Digestive - Most primates are nearly or exclusively herbivores, but their digestive tract does not show the high degree of morphological specialization seen in many other herbivores. Even some of the smallest primates, which until recently were believed to be carnivorous, subsist on plant food. In humans the large intestine is relatively less voluminous than in apes (which are predominently plant eaters), but nevertheless, humans are surprisingly effective at digesting cellulose.
Endocrine - Similar for all vertebrates.
Excretory - The kidney is a major excretory organ of primates and other vertebrates. The principal responsibility of the organ is to separate urea, toxins, and other types of waste from the blood, while water, salt, and electrolytes are maintained at an appropriate level. Due to this important role, the kidney is also involved in blood pressure and acid-base regulation in the body. Nephrons are the basic filtering units of the kidney, more than a million of them being present in a normal adult human kidney. Working together, the nephrons are able to filter blood at an impressive rate, processing the entire five-quart water content of the human circulatory system about every 45 minutes. Only a minute portion of the material passing through the kidneys is actually excreted, however, the vast majority being reabsorbed by the nephrons.
Immune - A new study indicates that evolution of the immune system may be directly linked to the sexual activity of a species. A comparative analysis of 41 primate species demonstrates that the most promiscuous species have naturally higher white blood cell (WBC) counts -- the first line of defense against infectious disease -- than more monogamous species. The findings strongly suggest that the most sexually-active species of primates may have evolved elevated immune systems as a defense mechanism against disease.
Musculo-skeletal - The limbs of the primates became adapted to swinging and leaping from branch to branch. Their hands were especially dexterous and mobile because their thumbs were opposable; that is, they closed to meet the fingertips. Therefore, these animals easily could reach out and bring food to the mouth. Claws were replaced by nails, which allowed a tree limb to be grasped and released freely. The skeleton of most mammals including primates is simplified compared to that of most reptiles, in that it has fewer bones. For example, the lower jaw consists of a single bone, rather than several.
Nervous and Sensory - A snout is common in animals in which a sense of smell is of primary importance. In primates, the sense of sight is more important, and the snout has shortened considerably, allowing the eyes to move to the front of the head. This resulted in three-dimensional vision, permitting primates to make accurate judgments about the distance and the position of adjoining tree limbs. Primate sense of touch became also highly developed as a result of arboreal

living. It is useful as an effective feeling and grasping mechanism to grab their insect prey, and to prevent them from falling and tumbling while moving through the trees. By far the most outstanding characteristic of primate evolution has been the enlargement of the brain among members of the order. Primate brains tend to be large, heavy in proportion to body weight, and very complex.

Reproductive - One birth at a time became the norm with primates; it would have been difficult to care for several offspring as large as primates in trees.
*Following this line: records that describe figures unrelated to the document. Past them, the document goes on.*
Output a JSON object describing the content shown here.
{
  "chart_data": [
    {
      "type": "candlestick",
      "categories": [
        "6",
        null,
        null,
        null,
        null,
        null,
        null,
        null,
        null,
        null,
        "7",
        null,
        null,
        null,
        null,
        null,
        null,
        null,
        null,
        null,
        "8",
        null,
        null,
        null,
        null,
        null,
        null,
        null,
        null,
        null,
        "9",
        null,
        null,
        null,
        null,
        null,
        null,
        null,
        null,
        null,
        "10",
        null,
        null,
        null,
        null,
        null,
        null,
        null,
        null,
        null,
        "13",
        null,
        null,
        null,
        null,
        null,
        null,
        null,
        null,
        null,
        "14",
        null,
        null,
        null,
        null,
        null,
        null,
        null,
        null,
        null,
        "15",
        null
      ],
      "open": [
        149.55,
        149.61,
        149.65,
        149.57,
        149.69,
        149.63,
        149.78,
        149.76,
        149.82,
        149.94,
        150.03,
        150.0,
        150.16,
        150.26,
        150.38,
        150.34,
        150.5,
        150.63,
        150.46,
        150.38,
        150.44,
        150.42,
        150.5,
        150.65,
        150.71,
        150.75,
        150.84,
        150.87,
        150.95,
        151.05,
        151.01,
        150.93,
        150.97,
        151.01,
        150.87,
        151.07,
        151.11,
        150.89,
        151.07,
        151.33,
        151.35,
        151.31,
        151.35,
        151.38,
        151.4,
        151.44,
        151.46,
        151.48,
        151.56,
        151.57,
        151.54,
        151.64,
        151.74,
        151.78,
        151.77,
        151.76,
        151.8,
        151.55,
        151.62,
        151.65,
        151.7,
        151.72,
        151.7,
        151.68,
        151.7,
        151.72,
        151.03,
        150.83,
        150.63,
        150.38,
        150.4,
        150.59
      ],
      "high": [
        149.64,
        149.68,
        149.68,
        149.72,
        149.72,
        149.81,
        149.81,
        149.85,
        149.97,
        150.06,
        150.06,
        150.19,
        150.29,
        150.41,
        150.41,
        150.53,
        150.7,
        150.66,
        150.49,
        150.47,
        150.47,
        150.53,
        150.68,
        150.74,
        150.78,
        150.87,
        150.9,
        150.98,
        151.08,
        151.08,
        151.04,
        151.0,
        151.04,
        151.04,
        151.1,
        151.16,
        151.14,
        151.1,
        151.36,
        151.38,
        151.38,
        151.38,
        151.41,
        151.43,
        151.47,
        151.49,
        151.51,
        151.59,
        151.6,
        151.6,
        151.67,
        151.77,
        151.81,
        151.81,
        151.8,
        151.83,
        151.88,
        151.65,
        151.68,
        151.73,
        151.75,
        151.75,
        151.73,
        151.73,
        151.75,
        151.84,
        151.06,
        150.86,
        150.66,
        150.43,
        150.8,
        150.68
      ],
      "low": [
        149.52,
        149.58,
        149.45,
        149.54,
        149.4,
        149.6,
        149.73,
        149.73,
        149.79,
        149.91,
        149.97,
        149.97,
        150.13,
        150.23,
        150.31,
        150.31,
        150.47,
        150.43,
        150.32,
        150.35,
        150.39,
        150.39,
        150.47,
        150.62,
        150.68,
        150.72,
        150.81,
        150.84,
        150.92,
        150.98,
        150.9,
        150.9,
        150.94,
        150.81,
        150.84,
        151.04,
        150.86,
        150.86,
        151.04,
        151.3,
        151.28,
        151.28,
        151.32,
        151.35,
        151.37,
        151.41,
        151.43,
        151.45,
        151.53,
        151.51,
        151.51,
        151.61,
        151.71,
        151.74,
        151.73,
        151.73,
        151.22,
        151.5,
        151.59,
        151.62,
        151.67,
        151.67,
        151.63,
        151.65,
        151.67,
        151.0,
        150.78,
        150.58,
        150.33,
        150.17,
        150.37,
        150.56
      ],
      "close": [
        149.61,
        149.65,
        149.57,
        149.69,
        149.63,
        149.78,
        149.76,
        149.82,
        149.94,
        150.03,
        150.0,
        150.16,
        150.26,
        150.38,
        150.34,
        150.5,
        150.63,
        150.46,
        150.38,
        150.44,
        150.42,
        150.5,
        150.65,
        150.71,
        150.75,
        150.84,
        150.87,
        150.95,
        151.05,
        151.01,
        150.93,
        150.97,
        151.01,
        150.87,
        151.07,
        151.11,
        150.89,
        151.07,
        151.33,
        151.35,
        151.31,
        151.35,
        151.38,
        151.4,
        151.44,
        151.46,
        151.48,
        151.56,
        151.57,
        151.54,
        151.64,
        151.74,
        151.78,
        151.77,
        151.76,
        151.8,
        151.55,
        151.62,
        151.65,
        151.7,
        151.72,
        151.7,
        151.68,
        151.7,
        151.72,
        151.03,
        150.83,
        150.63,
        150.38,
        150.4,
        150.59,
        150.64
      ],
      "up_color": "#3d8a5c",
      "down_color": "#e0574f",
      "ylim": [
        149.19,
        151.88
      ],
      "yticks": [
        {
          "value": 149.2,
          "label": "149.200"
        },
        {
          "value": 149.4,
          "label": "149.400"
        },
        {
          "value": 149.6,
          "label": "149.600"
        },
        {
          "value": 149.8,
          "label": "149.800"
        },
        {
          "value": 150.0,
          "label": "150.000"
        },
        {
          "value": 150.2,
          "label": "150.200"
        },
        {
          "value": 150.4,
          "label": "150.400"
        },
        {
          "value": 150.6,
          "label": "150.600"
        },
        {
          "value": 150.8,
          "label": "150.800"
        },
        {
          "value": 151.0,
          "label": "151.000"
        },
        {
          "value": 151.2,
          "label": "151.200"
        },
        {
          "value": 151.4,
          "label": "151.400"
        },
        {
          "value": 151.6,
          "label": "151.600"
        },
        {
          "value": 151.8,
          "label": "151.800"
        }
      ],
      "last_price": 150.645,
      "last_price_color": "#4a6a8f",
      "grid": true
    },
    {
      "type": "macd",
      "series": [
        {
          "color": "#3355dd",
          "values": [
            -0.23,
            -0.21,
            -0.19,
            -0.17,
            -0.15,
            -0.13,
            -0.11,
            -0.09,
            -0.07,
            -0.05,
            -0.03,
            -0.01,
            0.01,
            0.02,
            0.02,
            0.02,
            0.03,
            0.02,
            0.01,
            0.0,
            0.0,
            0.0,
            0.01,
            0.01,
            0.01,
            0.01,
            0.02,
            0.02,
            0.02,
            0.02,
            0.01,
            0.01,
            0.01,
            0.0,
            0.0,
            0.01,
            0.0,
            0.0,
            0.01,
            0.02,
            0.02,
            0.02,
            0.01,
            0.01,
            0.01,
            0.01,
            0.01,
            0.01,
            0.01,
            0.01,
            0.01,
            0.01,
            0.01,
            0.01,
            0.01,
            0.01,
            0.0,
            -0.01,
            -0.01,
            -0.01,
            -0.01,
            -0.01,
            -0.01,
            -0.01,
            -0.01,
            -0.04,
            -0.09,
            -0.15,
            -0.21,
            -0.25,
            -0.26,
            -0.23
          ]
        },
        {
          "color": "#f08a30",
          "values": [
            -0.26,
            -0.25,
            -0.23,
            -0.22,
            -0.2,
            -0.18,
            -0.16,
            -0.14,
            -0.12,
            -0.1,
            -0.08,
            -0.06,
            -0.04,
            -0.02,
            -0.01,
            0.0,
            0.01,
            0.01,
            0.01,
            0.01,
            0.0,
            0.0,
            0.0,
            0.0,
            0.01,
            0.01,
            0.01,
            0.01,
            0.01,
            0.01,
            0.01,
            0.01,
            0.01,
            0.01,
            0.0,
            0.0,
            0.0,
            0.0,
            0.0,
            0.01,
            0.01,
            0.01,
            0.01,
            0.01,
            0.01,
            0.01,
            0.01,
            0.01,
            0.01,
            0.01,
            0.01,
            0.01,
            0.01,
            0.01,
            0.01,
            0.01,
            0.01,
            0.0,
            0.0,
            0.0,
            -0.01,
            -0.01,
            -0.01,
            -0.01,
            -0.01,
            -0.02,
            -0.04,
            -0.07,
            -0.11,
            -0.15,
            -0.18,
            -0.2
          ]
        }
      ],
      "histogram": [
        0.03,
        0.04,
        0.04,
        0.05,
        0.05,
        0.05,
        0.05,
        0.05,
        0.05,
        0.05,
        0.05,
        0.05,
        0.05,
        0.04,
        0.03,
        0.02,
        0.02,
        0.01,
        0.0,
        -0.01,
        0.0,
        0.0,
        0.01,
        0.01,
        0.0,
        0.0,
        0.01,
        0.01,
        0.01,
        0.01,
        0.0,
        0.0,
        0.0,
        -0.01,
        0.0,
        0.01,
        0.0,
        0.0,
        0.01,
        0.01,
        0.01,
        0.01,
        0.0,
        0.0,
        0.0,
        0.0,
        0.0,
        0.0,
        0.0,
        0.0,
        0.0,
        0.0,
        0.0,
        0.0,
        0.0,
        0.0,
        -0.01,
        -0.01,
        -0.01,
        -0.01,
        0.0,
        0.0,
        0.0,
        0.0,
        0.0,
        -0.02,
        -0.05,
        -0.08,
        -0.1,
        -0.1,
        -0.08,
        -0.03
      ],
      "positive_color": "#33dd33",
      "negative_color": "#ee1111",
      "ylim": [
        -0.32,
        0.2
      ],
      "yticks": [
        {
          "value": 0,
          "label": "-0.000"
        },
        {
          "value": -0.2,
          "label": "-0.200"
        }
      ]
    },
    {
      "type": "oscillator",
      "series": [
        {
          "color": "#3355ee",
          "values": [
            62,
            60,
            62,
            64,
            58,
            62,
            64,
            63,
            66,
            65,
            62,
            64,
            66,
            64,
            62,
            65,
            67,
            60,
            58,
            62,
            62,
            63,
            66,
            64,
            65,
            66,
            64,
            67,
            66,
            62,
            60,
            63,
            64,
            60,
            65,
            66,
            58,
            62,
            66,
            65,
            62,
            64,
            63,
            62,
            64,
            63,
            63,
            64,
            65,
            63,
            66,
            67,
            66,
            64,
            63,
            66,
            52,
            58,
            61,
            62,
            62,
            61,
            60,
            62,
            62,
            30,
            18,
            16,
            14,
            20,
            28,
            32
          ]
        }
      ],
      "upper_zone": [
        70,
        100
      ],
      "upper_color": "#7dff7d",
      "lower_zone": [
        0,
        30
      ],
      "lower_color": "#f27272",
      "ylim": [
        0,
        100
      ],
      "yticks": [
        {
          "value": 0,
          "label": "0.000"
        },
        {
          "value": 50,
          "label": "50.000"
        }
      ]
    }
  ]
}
The period of postnatal maturation was prolonged, giving immature young an adequate length of time to learn complex behavior patterns.

Respiratory - Similar to all mammals, primates have a constant body temperature, an efficient respiratory system featuring a separation between the nasal and mouth cavities, an efficient four-chambered heart that prevents mixing of oxygenated and deoxygenated blood, among other characteristics.